Shaw showed more flashes running between the tackles, but the film may not necessarily do Shaw justice when it comes to speed. The intriguing part to his game is that explosiveness and the fact he ran away from defenders in the two highlights above.

That was also shown in mop up time earlier in the season against Akron, where he took the hand-off to the right side, got to the edge then outran the Zips’ secondary to dive into the end zone for a 35-yard touchdown to cap Wisconsin’s scoring in a 54-10 win.

Like quarterback Alex Hornibrook, Shaw will be a redshirt sophomore in 2017 and still has three years left of eligibility. Externally out of his hands, many starters and contributors return to the Wisconsin offense— which includes four of five offensive linemen, two of three contributing tight ends, both fullbacks and four of five wide receivers.

New to the mix, however, will be the on-the-field capability of James. The Pitt transfer ran for 437 yards and four touchdowns at five yards per clip for Chryst and offensive coordinator Joe Rudolph as a freshman in 2014 before only gaining 253 rushing yards on 54 carries in 2015 for Pat Narduzzi.

According to Clement in late December, James’ speed and shiftiness stood out, which could be a great compliment for Shaw’s patience, strength and explosiveness inside the tackles.
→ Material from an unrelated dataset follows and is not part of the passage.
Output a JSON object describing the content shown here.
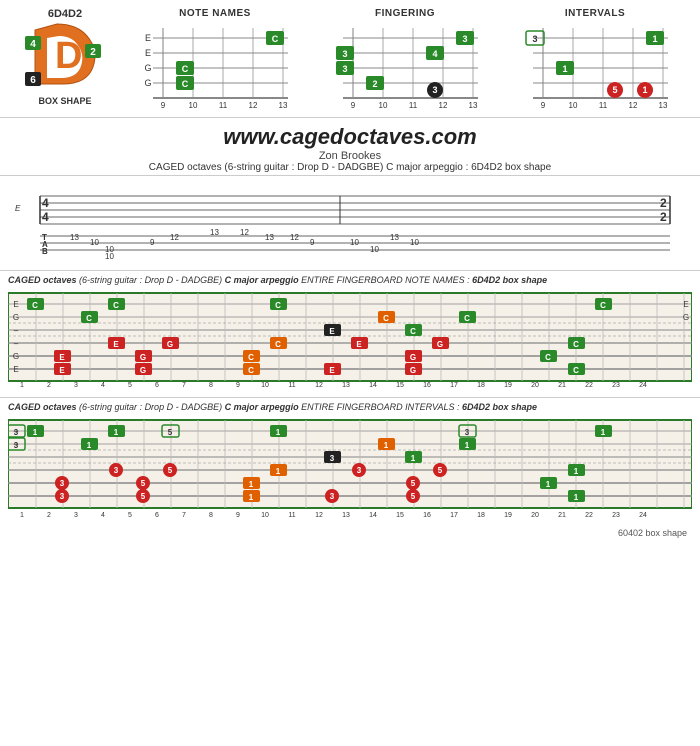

A promising sign for both is their studying habits. Back in November, Shaw acknowledged Clement’s statements that he started speaking up more in the film room, and Clement said in December that James had a “passion for learning.”

The combination of physical talents and work ethic should help a Wisconsin offense replacing two significant pieces of their rushing attack. Clement and Ogunbowale accounted for 1,881 yards and 20 rushing touchdowns in 2016, but this appears to be a reload at the running back position—something typically seen from Badgers teams of the past.
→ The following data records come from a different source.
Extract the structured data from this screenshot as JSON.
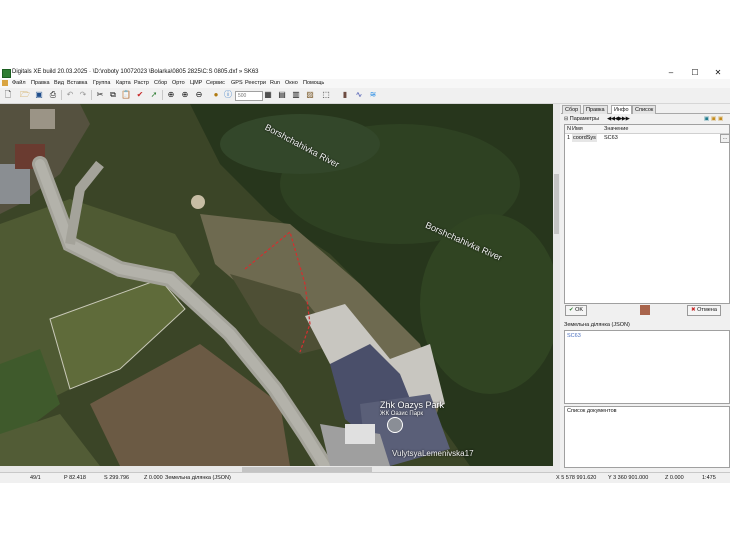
{
  "window": {
    "title": "Digitals XE build 20.03.2025 · \\D:\\roboty 10072023 \\Bolarka\\0805 2825\\C:S 0805.dxf » SK63",
    "controls": [
      "–",
      "☐",
      "✕"
    ]
  },
  "menu": [
    "Файл",
    "Правка",
    "Вид",
    "Вставка",
    "Группа",
    "Карта",
    "Растр",
    "Сбор",
    "Орто",
    "ЦМР",
    "Сервис",
    "GPS",
    "Реестри",
    "Run",
    "Окно",
    "Помощь"
  ],
  "toolbar": {
    "scale_input": "500"
  },
  "map": {
    "labels": [
      {
        "id": "river1",
        "text": "Borshchahivka River"
      },
      {
        "id": "river2",
        "text": "Borshchahivka River"
      },
      {
        "id": "street",
        "text": "VulytsyaLemenivska17"
      }
    ],
    "poi": {
      "name": "Zhk Oazys Park",
      "subname": "ЖК Оазис Парк"
    }
  },
  "panel": {
    "tabs": [
      "Сбор",
      "Правка",
      "Инфо",
      "Список"
    ],
    "active_tab": "Инфо",
    "params_label": "Параметры",
    "grid_headers": {
      "n": "N",
      "name": "Имя",
      "value": "Значение"
    },
    "grid_rows": [
      {
        "n": "1",
        "name": "coordSys",
        "value": "SC63"
      }
    ],
    "ok_label": "OK",
    "cancel_label": "Отмена",
    "json_section_label": "Земельна ділянка (JSON)",
    "json_value": "SC63",
    "docs_section_label": "Список документов"
  },
  "status": {
    "index": "49/1",
    "perimeter": "P 82.418",
    "area": "S 299.796",
    "z": "Z 0.000",
    "layer": "Земельна ділянка (JSON)",
    "x": "X 5 578 991.620",
    "y": "Y 3 360 901.000",
    "z2": "Z 0.000",
    "scale": "1:475"
  },
  "colors": {
    "ok_icon": "#2e7d32",
    "cancel_icon": "#c62828",
    "parcel_line": "#d32f2f"
  }
}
Shaw looks to be a key piece of that puzzle. A significant jump took place between year one and year two, and he will have more tutelage under Settle this season.

Hornibrook called Shaw “a beast” in early November and said the back came in as one of the strongest players in the program. In late December, fellow quarterback Bart Houston declared that the redshirt freshman was “playing out of his mind” and center Michael Deiter noted he “will really be a special running back,” according to CollegePressbox.com.

The signs are in place for a breakout year for Shaw, and a continued resurgence of a dominant Wisconsin rushing attack.